The United States of America appears to be going through one of its darker phases, which we haven’t had for a while. It’s not fascism. It’s a long and dishonourable record of House committees that shame, jail, and socially eradicate people:
Overman Committee – 1919
This Committee started off investigating pro-German sentiments in the U.S. liquor industry. It then evolved into a full anti-Bolshevik hunt and become the first Red Scare.
Fish Committee – 1930
This committee examined people and organisations suspected of being involved in communist activities in the United States.
McCormack-Dickstein Committee 1938-1944
Investigated Nazi propaganda, as well as communist propaganda, and anyone associated with either.
Dies Committee 1938 – 1944
Investigated communist affiliations especially in the arts community. Also proposed interning Japanese Americans into camps – which the government then did.
House Un-American Activities Committee (HUAC) 1945 – 1975
Anti-communist investigations into arts and movie industries, and broad-ranging investigations into government institutions.
HUAC led to the Communist Control Act of 1954. This law, still in force, outlaws the communist party of the United States, and outlaws membership, and outlaws all supporting activities.
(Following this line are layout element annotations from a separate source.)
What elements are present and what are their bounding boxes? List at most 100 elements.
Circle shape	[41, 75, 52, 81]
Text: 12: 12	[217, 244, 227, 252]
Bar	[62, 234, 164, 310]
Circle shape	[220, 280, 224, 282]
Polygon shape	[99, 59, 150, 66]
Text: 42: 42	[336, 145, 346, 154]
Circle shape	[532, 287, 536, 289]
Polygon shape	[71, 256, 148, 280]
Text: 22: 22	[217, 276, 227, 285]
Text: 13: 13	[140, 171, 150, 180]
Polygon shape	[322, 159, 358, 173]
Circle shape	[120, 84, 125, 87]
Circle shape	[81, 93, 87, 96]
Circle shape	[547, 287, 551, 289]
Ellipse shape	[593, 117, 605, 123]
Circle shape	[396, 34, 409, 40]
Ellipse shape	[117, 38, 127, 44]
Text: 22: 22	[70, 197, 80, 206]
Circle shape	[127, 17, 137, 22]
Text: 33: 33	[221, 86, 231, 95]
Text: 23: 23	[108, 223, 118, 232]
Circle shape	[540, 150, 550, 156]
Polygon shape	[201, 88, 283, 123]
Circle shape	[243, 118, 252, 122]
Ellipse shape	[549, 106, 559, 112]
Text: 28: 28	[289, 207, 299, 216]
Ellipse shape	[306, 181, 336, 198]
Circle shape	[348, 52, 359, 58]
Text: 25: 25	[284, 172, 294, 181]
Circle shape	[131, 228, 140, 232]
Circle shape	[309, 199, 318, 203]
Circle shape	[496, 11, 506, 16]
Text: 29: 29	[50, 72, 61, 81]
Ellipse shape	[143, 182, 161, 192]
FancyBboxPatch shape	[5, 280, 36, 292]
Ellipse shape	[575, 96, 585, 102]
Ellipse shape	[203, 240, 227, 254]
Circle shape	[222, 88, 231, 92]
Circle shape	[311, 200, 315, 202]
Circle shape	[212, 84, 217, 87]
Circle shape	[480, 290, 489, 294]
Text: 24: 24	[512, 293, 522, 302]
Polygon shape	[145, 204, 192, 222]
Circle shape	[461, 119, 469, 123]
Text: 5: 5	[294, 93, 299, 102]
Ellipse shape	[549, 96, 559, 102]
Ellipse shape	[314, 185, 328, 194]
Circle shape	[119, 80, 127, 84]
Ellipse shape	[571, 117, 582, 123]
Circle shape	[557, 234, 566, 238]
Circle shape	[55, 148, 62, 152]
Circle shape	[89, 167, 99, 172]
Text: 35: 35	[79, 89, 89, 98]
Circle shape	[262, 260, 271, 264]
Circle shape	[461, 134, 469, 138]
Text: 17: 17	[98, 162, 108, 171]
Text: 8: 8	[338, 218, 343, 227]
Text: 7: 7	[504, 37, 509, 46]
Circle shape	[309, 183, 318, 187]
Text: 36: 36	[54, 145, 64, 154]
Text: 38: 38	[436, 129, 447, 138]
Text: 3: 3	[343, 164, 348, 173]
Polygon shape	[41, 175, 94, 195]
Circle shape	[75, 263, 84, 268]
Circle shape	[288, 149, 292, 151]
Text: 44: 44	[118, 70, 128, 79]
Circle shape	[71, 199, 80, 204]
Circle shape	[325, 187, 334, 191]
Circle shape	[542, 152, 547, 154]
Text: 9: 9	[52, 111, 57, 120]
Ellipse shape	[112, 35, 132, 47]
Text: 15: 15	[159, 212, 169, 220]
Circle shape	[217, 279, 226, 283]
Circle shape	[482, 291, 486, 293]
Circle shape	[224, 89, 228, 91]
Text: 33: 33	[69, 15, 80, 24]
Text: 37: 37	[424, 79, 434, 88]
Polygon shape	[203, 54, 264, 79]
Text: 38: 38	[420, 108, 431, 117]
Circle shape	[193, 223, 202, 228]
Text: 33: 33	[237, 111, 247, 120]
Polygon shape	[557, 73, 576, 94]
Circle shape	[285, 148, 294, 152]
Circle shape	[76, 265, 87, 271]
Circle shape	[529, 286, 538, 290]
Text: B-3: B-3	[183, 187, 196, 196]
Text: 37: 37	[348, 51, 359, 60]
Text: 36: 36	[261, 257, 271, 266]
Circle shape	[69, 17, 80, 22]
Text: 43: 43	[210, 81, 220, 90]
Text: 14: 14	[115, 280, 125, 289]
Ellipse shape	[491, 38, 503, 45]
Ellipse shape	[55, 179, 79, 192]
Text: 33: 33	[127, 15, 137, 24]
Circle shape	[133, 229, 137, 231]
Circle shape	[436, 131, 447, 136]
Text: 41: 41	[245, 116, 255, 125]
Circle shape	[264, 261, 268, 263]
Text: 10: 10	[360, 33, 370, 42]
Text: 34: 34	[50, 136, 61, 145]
According to the Harvard Crimson, “In the fifties, the most effective sanction was terror. Almost any publicity from HUAC meant ‘the blacklist’. Without a chance to clear his name, a witness would suddenly find himself without friends and without a job.”
In June 2016, former Speaker of the House Newt Gingrich advocated the creation of a new House Un-American Activities, in order to combat Islamic terrorism.
For those who haven’t seen the movie, Good Night, And Good Luck shows the kind of pressure some news organisations successfully brought to bear against this committee:
The precedents are not good, but public pressure and media pressure can be successful in curbing this kind of political investigation.